Der Präsident ist mit solchen Stunt-Einlagen der Darling der Klima-Aktivisten, doch seine Botschaft ist bitterernst. Auch in der Karibik und besonders im Pazifischen Ozean wird es für tausende Menschen langsam brenzlich: Auf den Salomonen-Inseln brechen die Küsten weg, auf Tuvalu zittern die Einwohner bei jeder Flut und von den Carteret-Inseln vor Papua-Neuguinea mussten die ersten der 2.700 Bewohner nach jahrelangem Kampf gegen die immer schlimmeren
Überschwemmungen ihre Heimat für immer verlassen.
«Wir sind sauer», sagte Ursula Rakova, die dort die Organisation Tulele Peisa gegründet hat, um den Klimaflüchtlingen zu helfen. «Manche verstehen zwar die Wissenschaft nicht, aber sie wissen, dass sie ihre Heimat verlieren und sind sauer, dass sie dafür zahlen müssen, was Menschen in Industrieländern angerichtet haben», sagte sie vor kurzem in Melbourne. «Unsere Kultur steht auf dem Spiel.» Der
Weltklimarat warnt vor einem Anstieg des Meeresspiegels bis zum Jahr 2100 um bis zu 59 Zentimeter. Andere Klimaexperten fürchten sogar mehr als das Doppelte. Für Inseln wie die Malediven wäre das das Ende. Viele der rund 200 bewohnten Koralleninseln würden verschwinden. Nasheed sucht deshalb schon nach einer neuen Bleibe für seine 385.000 Landsleute.

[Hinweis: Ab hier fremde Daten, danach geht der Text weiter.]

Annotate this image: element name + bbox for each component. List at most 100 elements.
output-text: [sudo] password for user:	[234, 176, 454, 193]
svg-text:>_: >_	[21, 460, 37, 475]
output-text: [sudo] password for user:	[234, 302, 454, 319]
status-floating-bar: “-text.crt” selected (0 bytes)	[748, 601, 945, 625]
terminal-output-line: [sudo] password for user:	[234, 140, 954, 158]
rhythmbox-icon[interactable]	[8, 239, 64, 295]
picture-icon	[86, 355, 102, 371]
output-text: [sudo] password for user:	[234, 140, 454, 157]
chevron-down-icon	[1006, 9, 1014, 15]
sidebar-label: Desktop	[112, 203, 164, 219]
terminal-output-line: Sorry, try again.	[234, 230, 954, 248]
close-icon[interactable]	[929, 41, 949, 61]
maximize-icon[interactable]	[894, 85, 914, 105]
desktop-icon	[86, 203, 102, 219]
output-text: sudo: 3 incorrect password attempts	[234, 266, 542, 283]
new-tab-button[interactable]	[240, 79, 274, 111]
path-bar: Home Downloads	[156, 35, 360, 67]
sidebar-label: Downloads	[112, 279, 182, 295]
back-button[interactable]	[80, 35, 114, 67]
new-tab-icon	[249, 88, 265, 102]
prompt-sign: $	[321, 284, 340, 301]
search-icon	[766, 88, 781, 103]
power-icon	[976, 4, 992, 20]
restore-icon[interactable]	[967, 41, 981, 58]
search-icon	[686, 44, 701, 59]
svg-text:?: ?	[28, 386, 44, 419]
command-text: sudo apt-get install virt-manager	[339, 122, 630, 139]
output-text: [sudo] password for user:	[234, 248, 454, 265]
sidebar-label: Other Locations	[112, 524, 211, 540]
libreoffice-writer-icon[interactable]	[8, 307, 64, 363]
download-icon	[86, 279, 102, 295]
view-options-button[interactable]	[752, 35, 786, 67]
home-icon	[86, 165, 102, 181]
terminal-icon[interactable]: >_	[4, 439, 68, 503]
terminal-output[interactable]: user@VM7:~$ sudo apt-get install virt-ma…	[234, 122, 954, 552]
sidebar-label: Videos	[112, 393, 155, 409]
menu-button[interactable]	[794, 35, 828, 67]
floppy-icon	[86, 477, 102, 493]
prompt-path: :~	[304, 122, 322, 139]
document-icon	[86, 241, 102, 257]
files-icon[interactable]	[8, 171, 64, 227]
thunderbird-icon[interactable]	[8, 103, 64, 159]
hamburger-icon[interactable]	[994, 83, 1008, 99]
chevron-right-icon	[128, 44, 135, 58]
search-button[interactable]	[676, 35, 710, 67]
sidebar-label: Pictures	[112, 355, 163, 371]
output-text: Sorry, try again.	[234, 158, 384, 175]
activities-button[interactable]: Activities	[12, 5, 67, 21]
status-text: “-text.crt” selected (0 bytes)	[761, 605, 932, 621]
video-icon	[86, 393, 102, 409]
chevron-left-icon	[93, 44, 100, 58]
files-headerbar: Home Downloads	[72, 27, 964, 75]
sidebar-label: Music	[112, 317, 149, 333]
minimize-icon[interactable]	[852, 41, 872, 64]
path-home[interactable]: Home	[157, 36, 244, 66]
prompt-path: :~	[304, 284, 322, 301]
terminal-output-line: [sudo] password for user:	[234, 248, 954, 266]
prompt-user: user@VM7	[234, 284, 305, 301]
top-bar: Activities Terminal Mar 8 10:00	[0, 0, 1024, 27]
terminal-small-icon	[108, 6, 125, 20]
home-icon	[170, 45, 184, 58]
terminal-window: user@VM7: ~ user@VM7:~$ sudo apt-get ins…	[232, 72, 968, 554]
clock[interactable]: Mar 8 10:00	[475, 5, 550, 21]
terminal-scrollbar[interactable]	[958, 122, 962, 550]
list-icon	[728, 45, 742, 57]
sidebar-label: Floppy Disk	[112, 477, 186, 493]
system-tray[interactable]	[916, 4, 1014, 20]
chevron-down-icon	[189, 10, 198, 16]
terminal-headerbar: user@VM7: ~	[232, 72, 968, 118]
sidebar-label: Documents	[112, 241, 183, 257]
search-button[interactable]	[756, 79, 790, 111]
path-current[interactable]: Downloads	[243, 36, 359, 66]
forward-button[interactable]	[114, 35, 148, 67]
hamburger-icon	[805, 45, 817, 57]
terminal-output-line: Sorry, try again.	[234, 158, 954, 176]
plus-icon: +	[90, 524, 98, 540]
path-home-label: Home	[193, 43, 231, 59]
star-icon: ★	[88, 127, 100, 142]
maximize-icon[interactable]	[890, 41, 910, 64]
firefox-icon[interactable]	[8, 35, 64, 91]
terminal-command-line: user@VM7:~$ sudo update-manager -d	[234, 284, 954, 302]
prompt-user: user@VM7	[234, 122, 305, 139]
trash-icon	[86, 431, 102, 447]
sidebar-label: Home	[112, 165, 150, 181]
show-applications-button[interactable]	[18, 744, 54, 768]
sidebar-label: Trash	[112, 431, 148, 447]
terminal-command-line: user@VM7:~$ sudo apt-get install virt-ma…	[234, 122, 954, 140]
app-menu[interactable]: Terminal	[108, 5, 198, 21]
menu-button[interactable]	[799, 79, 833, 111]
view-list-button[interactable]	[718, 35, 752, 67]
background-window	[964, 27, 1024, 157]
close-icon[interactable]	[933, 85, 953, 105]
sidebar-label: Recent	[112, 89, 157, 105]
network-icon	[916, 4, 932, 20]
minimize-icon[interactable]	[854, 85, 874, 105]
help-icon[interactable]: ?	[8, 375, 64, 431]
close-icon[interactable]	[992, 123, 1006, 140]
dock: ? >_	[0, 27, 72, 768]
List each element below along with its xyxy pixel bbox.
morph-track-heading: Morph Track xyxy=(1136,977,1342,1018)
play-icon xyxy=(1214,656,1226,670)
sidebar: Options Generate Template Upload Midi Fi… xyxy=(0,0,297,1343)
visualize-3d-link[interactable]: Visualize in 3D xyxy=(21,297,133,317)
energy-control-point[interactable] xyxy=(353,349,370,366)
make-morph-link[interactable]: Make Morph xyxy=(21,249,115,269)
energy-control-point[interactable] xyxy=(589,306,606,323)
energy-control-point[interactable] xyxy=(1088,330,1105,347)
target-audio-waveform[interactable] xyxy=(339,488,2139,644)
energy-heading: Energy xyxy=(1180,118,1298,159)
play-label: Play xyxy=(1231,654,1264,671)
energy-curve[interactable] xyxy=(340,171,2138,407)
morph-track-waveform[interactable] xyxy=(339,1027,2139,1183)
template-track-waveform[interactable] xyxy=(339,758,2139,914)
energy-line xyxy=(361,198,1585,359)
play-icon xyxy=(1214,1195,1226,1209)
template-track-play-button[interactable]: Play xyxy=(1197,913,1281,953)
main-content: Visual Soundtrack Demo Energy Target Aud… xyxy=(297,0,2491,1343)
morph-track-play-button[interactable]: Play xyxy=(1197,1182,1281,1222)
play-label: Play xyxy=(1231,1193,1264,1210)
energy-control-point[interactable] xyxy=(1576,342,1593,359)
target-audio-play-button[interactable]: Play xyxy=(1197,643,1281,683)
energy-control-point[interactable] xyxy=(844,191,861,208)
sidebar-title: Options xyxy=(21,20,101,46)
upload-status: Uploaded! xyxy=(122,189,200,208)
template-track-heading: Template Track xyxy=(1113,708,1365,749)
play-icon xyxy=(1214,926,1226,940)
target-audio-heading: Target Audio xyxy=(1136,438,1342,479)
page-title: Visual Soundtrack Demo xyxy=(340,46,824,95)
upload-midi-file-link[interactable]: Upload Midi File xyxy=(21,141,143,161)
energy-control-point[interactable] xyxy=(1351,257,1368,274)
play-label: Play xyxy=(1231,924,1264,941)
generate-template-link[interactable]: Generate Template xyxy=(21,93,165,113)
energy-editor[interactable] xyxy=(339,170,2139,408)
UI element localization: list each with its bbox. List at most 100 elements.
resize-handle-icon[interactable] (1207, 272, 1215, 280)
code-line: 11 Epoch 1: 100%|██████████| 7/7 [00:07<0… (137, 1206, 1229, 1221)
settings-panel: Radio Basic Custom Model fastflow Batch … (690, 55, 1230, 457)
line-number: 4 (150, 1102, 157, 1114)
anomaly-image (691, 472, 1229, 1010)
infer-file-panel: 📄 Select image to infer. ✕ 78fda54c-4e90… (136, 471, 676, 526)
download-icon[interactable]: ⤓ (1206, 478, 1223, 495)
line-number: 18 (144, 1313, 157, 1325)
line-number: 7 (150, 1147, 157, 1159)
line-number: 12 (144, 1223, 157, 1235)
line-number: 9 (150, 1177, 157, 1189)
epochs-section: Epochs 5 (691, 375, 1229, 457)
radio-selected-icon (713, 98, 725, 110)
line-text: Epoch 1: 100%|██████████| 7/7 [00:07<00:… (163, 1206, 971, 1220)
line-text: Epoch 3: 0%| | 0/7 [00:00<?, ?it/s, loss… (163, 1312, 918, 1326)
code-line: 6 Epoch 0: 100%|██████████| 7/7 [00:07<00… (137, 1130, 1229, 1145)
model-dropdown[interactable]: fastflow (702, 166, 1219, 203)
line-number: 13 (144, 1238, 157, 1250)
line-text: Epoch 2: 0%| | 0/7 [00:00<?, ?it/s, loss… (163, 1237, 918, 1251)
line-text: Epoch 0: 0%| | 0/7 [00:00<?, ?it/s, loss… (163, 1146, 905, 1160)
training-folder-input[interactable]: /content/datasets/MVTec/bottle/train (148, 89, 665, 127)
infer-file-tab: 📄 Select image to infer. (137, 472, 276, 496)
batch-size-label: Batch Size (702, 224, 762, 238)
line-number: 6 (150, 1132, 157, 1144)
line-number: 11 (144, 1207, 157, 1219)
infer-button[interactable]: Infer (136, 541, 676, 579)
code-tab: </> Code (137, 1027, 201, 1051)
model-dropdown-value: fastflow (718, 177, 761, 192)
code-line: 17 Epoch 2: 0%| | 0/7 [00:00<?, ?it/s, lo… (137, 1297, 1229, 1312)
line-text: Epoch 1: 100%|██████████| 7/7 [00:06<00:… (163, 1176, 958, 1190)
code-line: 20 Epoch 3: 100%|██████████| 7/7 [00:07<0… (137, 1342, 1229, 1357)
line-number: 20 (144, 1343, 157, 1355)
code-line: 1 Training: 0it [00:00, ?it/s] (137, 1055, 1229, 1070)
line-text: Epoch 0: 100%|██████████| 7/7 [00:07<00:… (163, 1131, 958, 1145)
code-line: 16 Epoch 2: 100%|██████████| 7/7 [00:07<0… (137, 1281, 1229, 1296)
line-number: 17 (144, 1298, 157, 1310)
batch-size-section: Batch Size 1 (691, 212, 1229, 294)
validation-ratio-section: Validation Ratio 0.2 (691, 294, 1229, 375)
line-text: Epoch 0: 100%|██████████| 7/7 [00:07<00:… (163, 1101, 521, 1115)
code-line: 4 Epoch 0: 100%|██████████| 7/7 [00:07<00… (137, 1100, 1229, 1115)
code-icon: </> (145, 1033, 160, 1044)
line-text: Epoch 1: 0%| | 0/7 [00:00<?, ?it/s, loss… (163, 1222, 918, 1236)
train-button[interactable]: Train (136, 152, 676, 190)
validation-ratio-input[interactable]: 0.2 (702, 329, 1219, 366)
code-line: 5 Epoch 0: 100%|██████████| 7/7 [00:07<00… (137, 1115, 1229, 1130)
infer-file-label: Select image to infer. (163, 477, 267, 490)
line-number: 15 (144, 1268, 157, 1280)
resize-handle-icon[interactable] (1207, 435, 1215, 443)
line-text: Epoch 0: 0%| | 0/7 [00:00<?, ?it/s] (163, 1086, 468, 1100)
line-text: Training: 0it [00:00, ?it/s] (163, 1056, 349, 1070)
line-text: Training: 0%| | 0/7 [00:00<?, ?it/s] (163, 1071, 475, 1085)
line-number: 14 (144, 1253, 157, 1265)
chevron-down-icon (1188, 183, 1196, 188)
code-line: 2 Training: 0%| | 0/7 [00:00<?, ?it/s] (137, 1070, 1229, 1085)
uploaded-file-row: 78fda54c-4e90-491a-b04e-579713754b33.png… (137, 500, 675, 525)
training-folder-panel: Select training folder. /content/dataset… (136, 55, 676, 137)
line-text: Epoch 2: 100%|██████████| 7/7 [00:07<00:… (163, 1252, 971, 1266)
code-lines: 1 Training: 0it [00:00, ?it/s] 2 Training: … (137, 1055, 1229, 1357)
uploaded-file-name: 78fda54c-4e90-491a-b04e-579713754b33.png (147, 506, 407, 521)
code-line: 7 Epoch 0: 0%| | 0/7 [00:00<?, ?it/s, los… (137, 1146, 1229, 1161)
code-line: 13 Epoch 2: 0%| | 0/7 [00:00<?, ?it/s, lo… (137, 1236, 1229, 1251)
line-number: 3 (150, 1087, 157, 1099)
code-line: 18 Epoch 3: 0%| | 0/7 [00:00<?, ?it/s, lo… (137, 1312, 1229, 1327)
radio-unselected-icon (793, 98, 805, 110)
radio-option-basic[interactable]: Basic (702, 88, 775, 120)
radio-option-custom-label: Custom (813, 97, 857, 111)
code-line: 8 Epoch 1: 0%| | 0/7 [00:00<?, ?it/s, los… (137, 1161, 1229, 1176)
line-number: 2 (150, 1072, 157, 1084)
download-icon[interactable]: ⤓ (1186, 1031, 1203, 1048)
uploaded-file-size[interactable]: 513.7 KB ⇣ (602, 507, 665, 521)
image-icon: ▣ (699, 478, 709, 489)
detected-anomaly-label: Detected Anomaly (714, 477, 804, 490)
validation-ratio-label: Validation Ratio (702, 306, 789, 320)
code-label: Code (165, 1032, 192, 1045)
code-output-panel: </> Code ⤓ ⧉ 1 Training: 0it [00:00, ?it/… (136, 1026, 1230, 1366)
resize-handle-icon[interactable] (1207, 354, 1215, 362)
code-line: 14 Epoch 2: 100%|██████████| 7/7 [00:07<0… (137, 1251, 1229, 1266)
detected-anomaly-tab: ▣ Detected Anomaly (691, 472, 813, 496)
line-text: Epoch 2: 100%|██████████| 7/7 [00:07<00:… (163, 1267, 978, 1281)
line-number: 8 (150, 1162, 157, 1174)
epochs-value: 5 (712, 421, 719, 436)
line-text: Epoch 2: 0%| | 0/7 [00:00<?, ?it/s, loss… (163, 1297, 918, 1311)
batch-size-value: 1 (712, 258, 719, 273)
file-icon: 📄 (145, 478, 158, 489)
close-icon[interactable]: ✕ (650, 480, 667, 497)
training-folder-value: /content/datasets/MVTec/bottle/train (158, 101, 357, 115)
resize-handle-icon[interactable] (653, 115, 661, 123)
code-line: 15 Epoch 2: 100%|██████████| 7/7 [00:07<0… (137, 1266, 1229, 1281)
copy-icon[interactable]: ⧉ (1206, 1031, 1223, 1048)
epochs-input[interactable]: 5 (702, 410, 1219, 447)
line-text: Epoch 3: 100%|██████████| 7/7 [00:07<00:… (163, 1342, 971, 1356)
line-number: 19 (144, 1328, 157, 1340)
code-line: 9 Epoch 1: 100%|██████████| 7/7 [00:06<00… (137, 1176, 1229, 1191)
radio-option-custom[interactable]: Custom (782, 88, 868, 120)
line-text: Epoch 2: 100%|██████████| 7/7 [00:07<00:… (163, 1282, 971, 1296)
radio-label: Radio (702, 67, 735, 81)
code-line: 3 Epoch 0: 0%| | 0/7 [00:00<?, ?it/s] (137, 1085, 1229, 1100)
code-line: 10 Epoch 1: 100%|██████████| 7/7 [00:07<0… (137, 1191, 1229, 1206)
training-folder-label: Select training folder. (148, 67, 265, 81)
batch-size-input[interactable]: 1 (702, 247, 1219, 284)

Schutzmaßnahmen gegen die Küsten-Erosion will er mit einer Touristensteuer finanzieren: drei Dollar (zwei Euro) pro Kopf am Tag. An den Stränden unter Palmen machen jedes Jahr eine Dreiviertelmillion Besucher Urlaub. Der Tourismus ist eine der Haupteinahmequellen. Die Malediven wollen selbst in zehn Jahren CO2- neutral werden. «Uns läuft die Zeit davon», warnte dieses Jahr auch auf den Salomonen der Abgeordnete Manasseh Maelanga. «Die Ministerien müssen mit der Umsiedlung beginnen, zumindest von den besonders niedrig gelegenen Atollen», forderte er. Die Inseln haben eine halbe Million Einwohner. Von Tuvalu mit einer Maximalhöhe von vier Metern flüchten auch schon einige der 12.000 Einwohner. In Auckland in Neuseeland wächst schon jetzt eine Exil-Gemeinde der Inselbewohner.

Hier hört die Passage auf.